It is clear from our analysis of the consultation responses that this is an issue which tends to polarise opinion,
with strongly held views on either side. Overall, there was a roughly even split between those supporting age verification (44%) and those not in favour (48%). Responses from individuals made up the vast majority of those which were submitted via our
online questionnaire (94%). Over half of the individuals were men, the majority of whom were between 18 and 34 years old.
Crucially, however, many of the key organisations we work with in the online child protection sphere
children's charities, support and advice groups, the BBFC, internet service providers, and payment service firms and credit card companies indicated their support for the proposals, and the overriding policy goal of protecting children online.
Over a quarter (26%) of the individuals who responded indicated that they are parents or carers, and 23% of individuals said that they work with children (in the education and health sectors, working in or with churches, in voluntary
roles, mentoring, and as researchers). In both groups, a majority supported the Government's approach.

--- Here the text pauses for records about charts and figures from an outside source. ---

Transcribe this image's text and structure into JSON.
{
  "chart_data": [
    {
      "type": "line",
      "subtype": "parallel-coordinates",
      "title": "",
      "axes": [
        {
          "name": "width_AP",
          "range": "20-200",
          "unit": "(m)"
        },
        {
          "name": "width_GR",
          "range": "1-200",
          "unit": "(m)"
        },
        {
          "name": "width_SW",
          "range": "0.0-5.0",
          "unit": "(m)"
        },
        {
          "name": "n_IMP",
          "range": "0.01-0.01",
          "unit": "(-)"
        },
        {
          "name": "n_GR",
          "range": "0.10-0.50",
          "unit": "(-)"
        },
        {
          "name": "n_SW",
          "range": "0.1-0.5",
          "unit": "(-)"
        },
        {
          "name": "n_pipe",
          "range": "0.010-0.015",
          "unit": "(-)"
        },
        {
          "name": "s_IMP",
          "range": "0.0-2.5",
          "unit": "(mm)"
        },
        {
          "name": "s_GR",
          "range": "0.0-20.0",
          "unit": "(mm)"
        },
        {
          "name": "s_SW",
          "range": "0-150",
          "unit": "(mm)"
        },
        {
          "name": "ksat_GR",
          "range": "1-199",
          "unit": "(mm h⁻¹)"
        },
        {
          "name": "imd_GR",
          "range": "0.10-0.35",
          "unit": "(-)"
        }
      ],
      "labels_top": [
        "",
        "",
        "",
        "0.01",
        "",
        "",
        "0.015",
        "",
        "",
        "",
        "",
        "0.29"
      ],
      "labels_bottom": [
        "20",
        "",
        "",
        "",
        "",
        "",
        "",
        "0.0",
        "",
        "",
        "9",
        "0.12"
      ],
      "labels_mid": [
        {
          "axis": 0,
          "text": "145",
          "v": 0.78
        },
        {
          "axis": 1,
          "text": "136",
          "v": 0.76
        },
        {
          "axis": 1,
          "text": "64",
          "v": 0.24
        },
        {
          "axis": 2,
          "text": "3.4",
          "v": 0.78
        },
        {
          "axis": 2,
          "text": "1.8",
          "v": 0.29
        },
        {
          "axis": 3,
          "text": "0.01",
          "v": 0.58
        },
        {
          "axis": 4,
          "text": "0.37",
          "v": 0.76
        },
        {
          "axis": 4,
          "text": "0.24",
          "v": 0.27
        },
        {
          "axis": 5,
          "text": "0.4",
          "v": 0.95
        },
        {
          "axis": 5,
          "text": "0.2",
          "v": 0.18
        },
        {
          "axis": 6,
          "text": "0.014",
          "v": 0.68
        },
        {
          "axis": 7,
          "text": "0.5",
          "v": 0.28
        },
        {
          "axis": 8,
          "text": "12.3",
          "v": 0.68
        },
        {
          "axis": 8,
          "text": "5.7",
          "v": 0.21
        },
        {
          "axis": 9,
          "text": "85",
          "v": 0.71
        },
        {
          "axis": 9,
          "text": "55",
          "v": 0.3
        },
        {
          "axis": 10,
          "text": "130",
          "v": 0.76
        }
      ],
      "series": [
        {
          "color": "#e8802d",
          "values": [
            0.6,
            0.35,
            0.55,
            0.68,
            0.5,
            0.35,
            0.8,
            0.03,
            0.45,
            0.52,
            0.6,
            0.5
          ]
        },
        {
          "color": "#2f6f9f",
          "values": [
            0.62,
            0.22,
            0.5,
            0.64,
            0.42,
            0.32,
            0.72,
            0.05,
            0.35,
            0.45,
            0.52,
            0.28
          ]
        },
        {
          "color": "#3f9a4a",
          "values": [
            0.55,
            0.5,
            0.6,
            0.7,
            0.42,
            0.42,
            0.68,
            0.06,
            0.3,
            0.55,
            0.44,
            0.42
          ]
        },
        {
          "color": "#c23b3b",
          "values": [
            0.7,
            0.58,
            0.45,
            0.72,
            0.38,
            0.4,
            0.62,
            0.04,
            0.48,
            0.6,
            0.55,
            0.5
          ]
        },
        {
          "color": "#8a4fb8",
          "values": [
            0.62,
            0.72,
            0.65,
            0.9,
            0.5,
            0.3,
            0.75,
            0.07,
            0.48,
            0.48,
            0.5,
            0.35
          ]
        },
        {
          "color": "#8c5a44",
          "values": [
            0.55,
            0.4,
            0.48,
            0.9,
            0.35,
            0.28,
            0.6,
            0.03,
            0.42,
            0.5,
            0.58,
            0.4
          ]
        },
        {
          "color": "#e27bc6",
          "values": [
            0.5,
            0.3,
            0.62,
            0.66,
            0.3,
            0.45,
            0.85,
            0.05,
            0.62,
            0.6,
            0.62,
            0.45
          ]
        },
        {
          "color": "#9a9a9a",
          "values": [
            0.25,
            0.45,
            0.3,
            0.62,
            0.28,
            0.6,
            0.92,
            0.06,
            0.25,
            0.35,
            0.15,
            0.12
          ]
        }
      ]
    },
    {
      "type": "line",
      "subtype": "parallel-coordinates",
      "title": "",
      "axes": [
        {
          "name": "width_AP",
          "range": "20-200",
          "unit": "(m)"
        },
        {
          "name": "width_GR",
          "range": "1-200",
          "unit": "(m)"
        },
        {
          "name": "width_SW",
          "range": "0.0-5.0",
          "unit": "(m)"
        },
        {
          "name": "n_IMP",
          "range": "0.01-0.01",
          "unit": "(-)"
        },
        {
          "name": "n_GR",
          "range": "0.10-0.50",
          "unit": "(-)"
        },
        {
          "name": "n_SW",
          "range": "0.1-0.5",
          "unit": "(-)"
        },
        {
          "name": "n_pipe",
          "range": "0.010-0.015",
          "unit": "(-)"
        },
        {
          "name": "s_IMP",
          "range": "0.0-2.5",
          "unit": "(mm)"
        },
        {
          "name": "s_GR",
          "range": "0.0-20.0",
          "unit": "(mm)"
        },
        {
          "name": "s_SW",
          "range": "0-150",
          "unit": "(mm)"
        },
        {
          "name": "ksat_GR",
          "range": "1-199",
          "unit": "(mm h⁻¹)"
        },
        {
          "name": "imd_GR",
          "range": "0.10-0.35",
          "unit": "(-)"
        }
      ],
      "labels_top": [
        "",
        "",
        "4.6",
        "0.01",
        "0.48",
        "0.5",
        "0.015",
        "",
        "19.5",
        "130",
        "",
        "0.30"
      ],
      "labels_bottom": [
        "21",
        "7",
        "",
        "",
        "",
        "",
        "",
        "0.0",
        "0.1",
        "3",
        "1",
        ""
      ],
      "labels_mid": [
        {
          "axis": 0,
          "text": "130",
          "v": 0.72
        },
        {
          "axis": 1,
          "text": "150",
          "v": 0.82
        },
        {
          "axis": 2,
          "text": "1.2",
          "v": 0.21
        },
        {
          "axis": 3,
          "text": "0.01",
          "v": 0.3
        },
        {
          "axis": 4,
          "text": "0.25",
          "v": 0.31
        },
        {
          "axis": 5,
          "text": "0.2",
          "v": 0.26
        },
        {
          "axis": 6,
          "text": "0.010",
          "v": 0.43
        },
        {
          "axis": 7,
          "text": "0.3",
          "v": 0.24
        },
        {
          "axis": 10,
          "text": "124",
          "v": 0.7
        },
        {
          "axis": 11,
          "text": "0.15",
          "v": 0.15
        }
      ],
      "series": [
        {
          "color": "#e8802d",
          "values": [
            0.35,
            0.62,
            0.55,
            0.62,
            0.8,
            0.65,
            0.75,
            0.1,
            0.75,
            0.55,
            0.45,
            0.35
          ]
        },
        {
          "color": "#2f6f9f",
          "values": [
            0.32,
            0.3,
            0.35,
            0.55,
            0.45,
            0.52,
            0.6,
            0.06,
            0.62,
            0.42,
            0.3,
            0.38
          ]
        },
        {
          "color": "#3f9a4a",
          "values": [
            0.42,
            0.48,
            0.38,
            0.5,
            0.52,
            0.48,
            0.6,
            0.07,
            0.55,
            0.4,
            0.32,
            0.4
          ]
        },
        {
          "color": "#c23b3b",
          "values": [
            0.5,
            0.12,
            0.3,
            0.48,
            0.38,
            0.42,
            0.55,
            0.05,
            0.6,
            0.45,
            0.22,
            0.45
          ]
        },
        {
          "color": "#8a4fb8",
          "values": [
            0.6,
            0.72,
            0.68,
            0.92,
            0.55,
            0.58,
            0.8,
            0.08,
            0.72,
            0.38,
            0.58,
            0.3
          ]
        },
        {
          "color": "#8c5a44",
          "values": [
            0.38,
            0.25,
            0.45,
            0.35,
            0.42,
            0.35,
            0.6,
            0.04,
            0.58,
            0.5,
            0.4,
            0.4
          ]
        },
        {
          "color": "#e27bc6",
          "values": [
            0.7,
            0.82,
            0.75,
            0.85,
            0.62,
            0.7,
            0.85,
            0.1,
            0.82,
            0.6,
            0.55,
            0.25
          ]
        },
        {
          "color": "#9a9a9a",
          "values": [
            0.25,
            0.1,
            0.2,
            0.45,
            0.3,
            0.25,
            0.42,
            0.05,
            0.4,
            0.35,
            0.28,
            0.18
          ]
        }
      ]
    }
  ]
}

Notably, pornography providers who responded to the consultation also stated their support for the protection of children
online, and (with caveats) the introduction of age verification controls to protect children from content which is not appropriate for them.
As was set out in our consultation, the Government's preferred approach to delivering
this commitment is to establish a new law, requiring age verification (AV) controls for online pornography this was the manifesto commitment, and following consideration of the consultation responses, remains the Government's intention.
To underpin this, we will also establish a new regulatory framework, and we will ensure a proportionate approach by enabling the regulator to act in a sufficiently flexible and targeted way.
Following analysis
of the responses to the consultation, Government will now take several next steps. We will:
Bring forward legislation, in the Digital Economy Bill, to establish a new law requiring age verification for commercial pornographic websites and applications containing still and moving images, and a new regulatory framework to
underpin it
Continue to work with payments firms and ancillary companies to ensure that the business models and profits of companies that do not comply with the new regulations can be undermined
Maintain ongoing engagement with pornography providers, age verification providers, and other parts of the industry, to ensure that the regulatory framework is targeted and proportionate, to achieve maximum impact and to enable compliance
Continue to work on broader internet safety issues, including work led by the UK Council for Child Internet Safety (UKCCIS), and raising awareness and resilience
And indeed the new censorship law is included in the Digital Economy Bill introduced on 5th July 2016. Section 3 outlines the setting up of an internet porn censor and the remainder sets out website censorship options and financial penalties for
contravening websites, their payment providers and advertisers.
The government is planning on passing the bill into law in spring 2017.